Fill - broadcasting SOAK, Sunday, November 27 2022, @ 106.7PBSFM


Always an honour, and a pleasure to cover for Hannah Mckittrick's SOAK on a Sunday evening - please excuse this late posting. PBS playlist linkage is here.

Two sets, exploring some of my favourite ambient releases for 2022. A lot missed out that are equally worthwhile sharing and commending to you.

No surprise founder of the now defunct Eilean label, Matthias van Eecloo's, subsequent label, LAAPS, is populated by some great new and established artists. Eilean was home to some of the finest ambient music from around the world. Opening the first set, Ecovillage (Emil Holmström and Peter Wikström) released The Road Not Taken on LAAPS in September, it features a bunch of guests - Fennesz, Aaron Martin, Ruven Nunez, Nailah Hunter and one of my fave vibraphone players, Masayoshi Fujita. It's the Fujita track I played tonight - Memories of Spring. Then another track from a LAAPS release, T'Gerius' Naissance from the April release, Bain D'Étoiles - I really like the sepia like tones of this track. Adam Casey follows with the third embodiment of the Liminal Music Societies collection of singles, Understand. Composer, songwriter, studio engineer (& owner of The True Vine Recording Studio), Adam is also an educator. I have followed Adam's musical career from an iteration of Trappist Afterland around 2009 (already having recorded as Seascapes of the Interior and The Boy Who Spoke Clouds). He consistently produces distinctive and engaging musical works. From Adam through Peter Knight and an extended track from his current ROOM40 release, Shadow Phase, The Softened Shore. Peter's album is on a number of best of lists for 2022, indeed a listener was familiar enough to text in and indicate his joy.

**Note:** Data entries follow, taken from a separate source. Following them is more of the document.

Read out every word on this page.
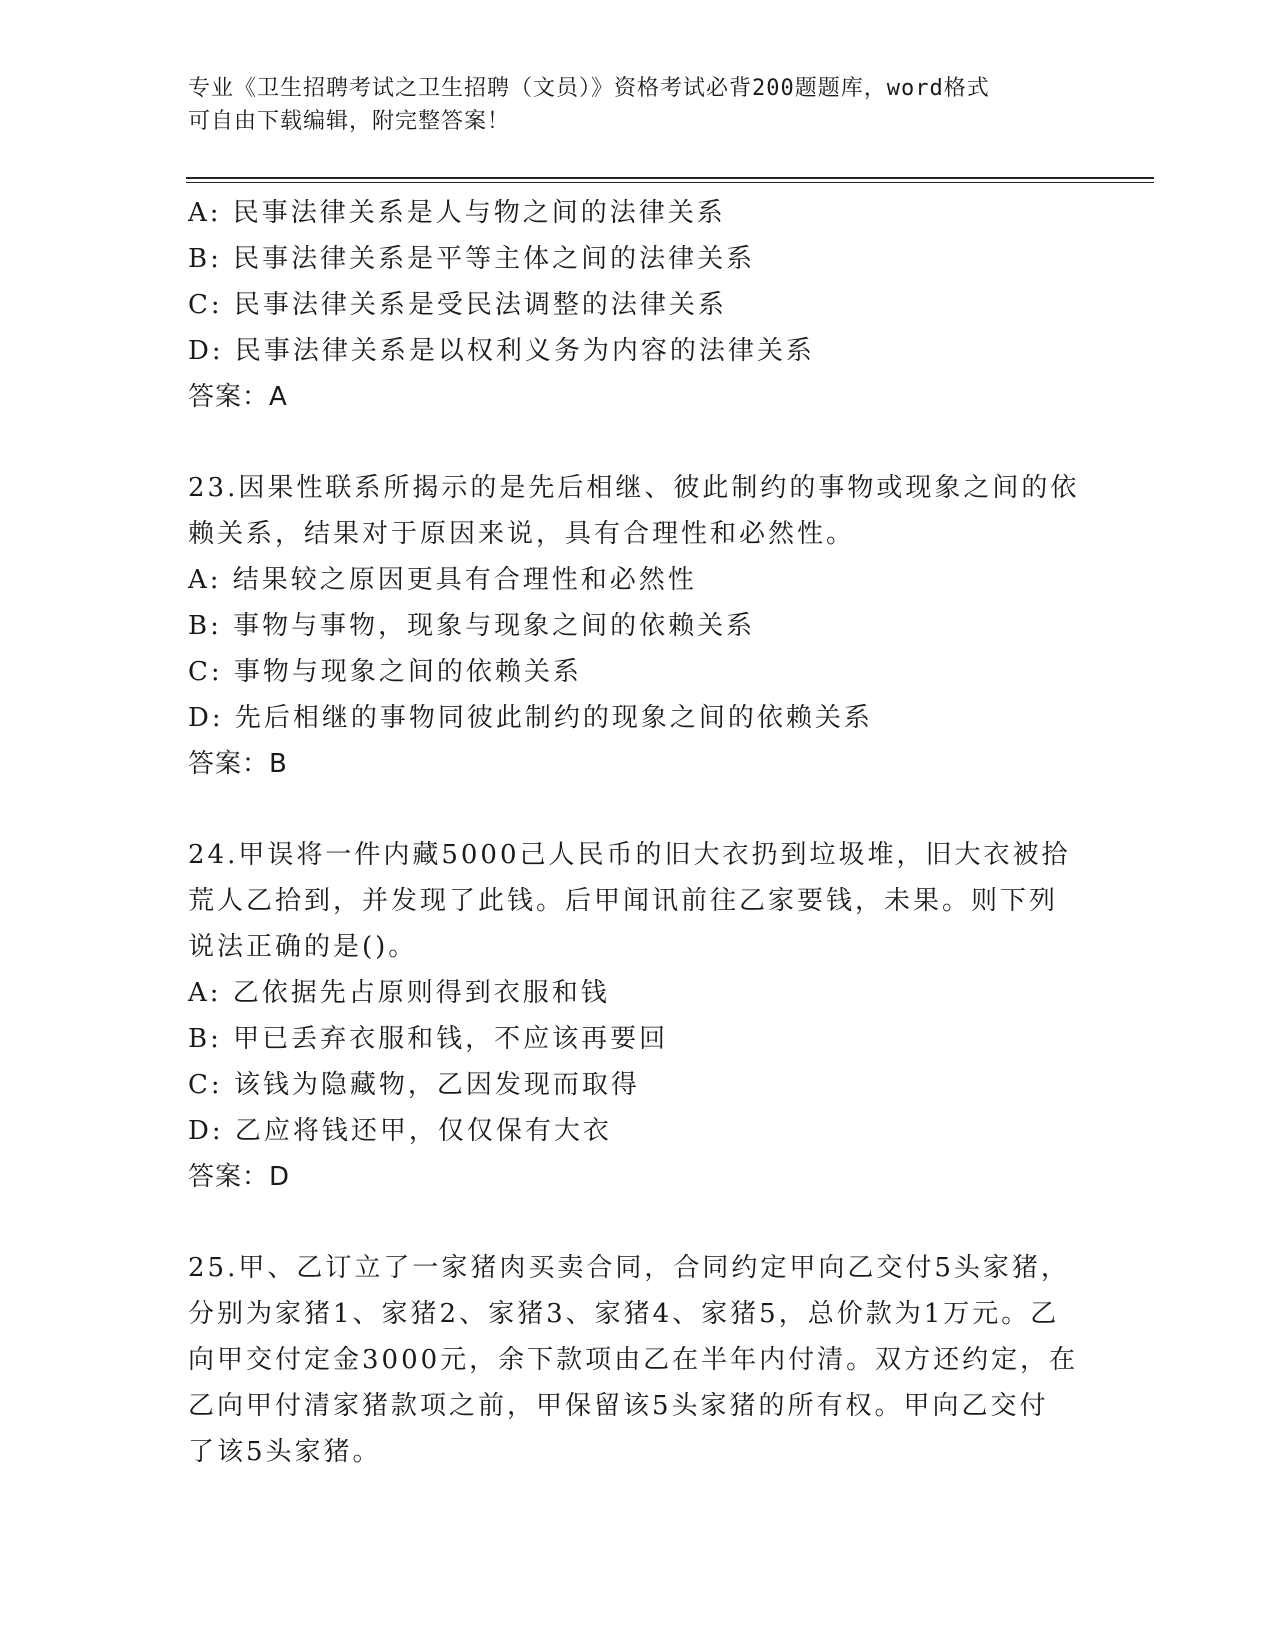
专业《卫生招聘考试之卫生招聘（文员）》资格考试必背200题题库，word格式
可自由下载编辑，附完整答案！
A: 民事法律关系是人与物之间的法律关系
B: 民事法律关系是平等主体之间的法律关系
C: 民事法律关系是受民法调整的法律关系
D: 民事法律关系是以权利义务为内容的法律关系
答案：A
23.因果性联系所揭示的是先后相继、彼此制约的事物或现象之间的依
赖关系，结果对于原因来说，具有合理性和必然性。
A: 结果较之原因更具有合理性和必然性
B: 事物与事物，现象与现象之间的依赖关系
C: 事物与现象之间的依赖关系
D: 先后相继的事物同彼此制约的现象之间的依赖关系
答案：B
24.甲误将一件内藏5000己人民币的旧大衣扔到垃圾堆，旧大衣被拾
荒人乙拾到，并发现了此钱。后甲闻讯前往乙家要钱，未果。则下列
说法正确的是()。
A: 乙依据先占原则得到衣服和钱
B: 甲已丢弃衣服和钱，不应该再要回
C: 该钱为隐藏物，乙因发现而取得
D: 乙应将钱还甲，仅仅保有大衣
答案：D
25.甲、乙订立了一家猪肉买卖合同，合同约定甲向乙交付5头家猪，
分别为家猪1、家猪2、家猪3、家猪4、家猪5，总价款为1万元。乙
向甲交付定金3000元，余下款项由乙在半年内付清。双方还约定，在
乙向甲付清家猪款项之前，甲保留该5头家猪的所有权。甲向乙交付
了该5头家猪。
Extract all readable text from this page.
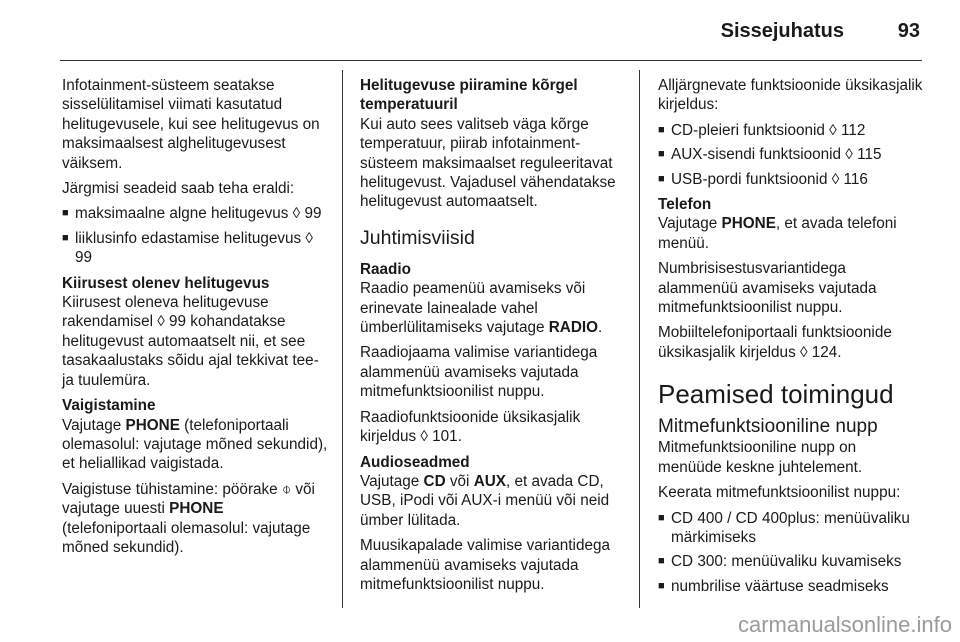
Sissejuhatus	93

Infotainment-süsteem seatakse sisselülitamisel viimati kasutatud helitugevusele, kui see helitugevus on maksimaalsest alghelitugevusest väiksem.

Järgmisi seadeid saab teha eraldi:

■ maksimaalne algne helitugevus ◊ 99
■ liiklusinfo edastamise helitugevus ◊ 99

Kiirusest olenev helitugevus

Kiirusest oleneva helitugevuse rakendamisel ◊ 99 kohandatakse helitugevust automaatselt nii, et see tasakaalustaks sõidu ajal tekkivat tee- ja tuulemüra.

Vaigistamine

Vajutage PHONE (telefoniportaali olemasolul: vajutage mõned sekundid), et heliallikad vaigistada.

Vaigistuse tühistamine: pöörake ⌽ või vajutage uuesti PHONE (telefoniportaali olemasolul: vajutage mõned sekundid).

Helitugevuse piiramine kõrgel temperatuuril

Kui auto sees valitseb väga kõrge temperatuur, piirab infotainment-süsteem maksimaalset reguleeritavat helitugevust. Vajadusel vähendatakse helitugevust automaatselt.

Juhtimisviisid

Raadio

Raadio peamenüü avamiseks või erinevate lainealade vahel ümberlülitamiseks vajutage RADIO.

Raadiojaama valimise variantidega alammenüü avamiseks vajutada mitmefunktsioonilist nuppu.

Raadiofunktsioonide üksikasjalik kirjeldus ◊ 101.

Audioseadmed

Vajutage CD või AUX, et avada CD, USB, iPodi või AUX-i menüü või neid ümber lülitada.

Muusikapalade valimise variantidega alammenüü avamiseks vajutada mitmefunktsioonilist nuppu.

Alljärgnevate funktsioonide üksikasjalik kirjeldus:

■ CD-pleieri funktsioonid ◊ 112
■ AUX-sisendi funktsioonid ◊ 115
■ USB-pordi funktsioonid ◊ 116

Telefon

Vajutage PHONE, et avada telefoni menüü.

Numbrisisestusvariantidega alammenüü avamiseks vajutada mitmefunktsioonilist nuppu.

Mobiiltelefoniportaali funktsioonide üksikasjalik kirjeldus ◊ 124.

Peamised toimingud
Mitmefunktsiooniline nupp

Mitmefunktsiooniline nupp on menüüde keskne juhtelement.

Keerata mitmefunktsioonilist nuppu:

■ CD 400 / CD 400plus: menüüvaliku märkimiseks
■ CD 300: menüüvaliku kuvamiseks
■ numbrilise väärtuse seadmiseks
carmanualsonline.info
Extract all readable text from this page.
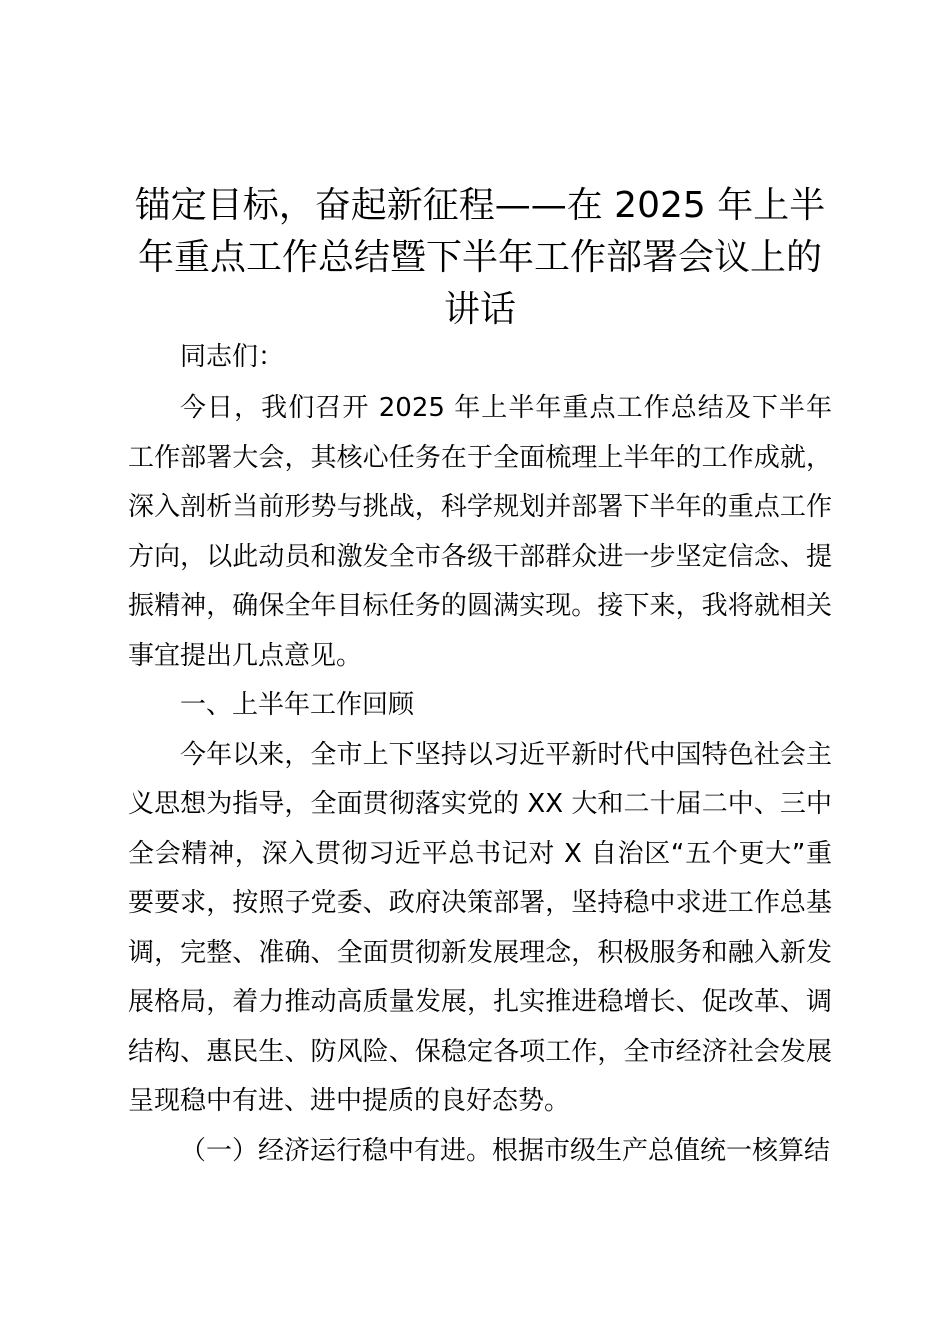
锚定目标，奋起新征程——在 2025 年上半年重点工作总结暨下半年工作部署会议上的讲话

同志们：

今日，我们召开 2025 年上半年重点工作总结及下半年工作部署大会，其核心任务在于全面梳理上半年的工作成就，深入剖析当前形势与挑战，科学规划并部署下半年的重点工作方向，以此动员和激发全市各级干部群众进一步坚定信念、提振精神，确保全年目标任务的圆满实现。接下来，我将就相关事宜提出几点意见。

一、上半年工作回顾

今年以来，全市上下坚持以习近平新时代中国特色社会主义思想为指导，全面贯彻落实党的 XX 大和二十届二中、三中全会精神，深入贯彻习近平总书记对 X 自治区“五个更大”重要要求，按照子党委、政府决策部署，坚持稳中求进工作总基调，完整、准确、全面贯彻新发展理念，积极服务和融入新发展格局，着力推动高质量发展，扎实推进稳增长、促改革、调结构、惠民生、防风险、保稳定各项工作，全市经济社会发展呈现稳中有进、进中提质的良好态势。

（一）经济运行稳中有进。根据市级生产总值统一核算结
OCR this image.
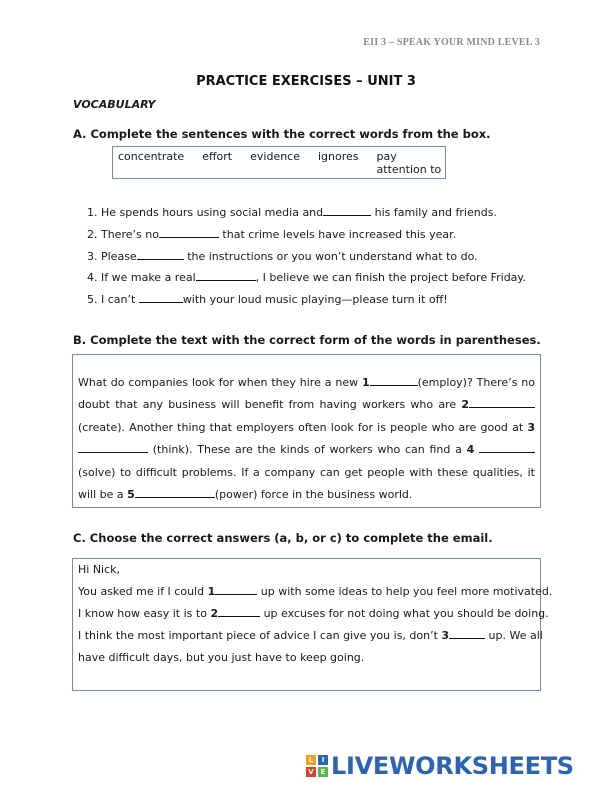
EII 3 – SPEAK YOUR MIND LEVEL 3
PRACTICE EXERCISES – UNIT 3
VOCABULARY
A. Complete the sentences with the correct words from the box.
concentrate effort evidence ignores pay attention to
1. He spends hours using social media and	his family and friends.
2. There’s no	that crime levels have increased this year.
3. Please	the instructions or you won’t understand what to do.
4. If we make a real	, I believe we can finish the project before Friday.
5. I can’t	with your loud music playing—please turn it off!
B. Complete the text with the correct form of the words in parentheses.
What do companies look for when they hire a new 1	(employ)? There’s no doubt that any business will benefit from having workers who are 2 (create). Another thing that employers often look for is people who are good at 3  (think). These are the kinds of workers who can find a 4  (solve) to difficult problems. If a company can get people with these qualities, it will be a 5	(power) force in the business world.
C. Choose the correct answers (a, b, or c) to complete the email.
Hi Nick,
You asked me if I could 1	up with some ideas to help you feel more motivated.
I know how easy it is to 2	up excuses for not doing what you should be doing.
I think the most important piece of advice I can give you is, don’t 3	up. We all
have difficult days, but you just have to keep going.
L	I
V E LIVEWORKSHEETS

Opening the second set with a track from the brilliant third instalment in the For Ukraine series of benefit albums curated by the Headphone Commute team.  Then, the album that has most likely taken my position as album of the year, Behrooz Moosavi's On Ontological Death, released through Shimmering Moods Records. The music on this album is (at times) quietly unsettling, and imbued with a melancholy that is profoundly beautiful. Mention by Behrooz of alienation, loss, tradition and dislocation are musically conveyed throughout this album. These responses are further contextualised through Martin Heidegger's considerations outlined in 'Being and Time'. The track played is the crunching cyclic drone of the title track, On Ontological Death, a beautifully layered sound world. I have not played this loud yet - I'm too scared. Behrooz states that the music on this album used source material from some of his mother and father's collection of cassettes of traditional Iranian music. Then seguing into Garden of Stars from Brian Eno's melancholic album, For Ever and Ever No More. Lots of lovely crunchy static drone that sometimes almost envelopes Eno and co's vocals, and sometimes pillows it. Then we segued into the ancient/modern music of traditional Korean instrumentation and electronics through the ever superbly realised duo of E'Joung-Ju and Mathias Delplanque, recording and performing as KEDA. The track Flow Part 4, is the final part of a distillation of music created for a dance performance by the Swiss dance collective, Compagnie Linga.

There you have it, I hope you enjoy(ed) it.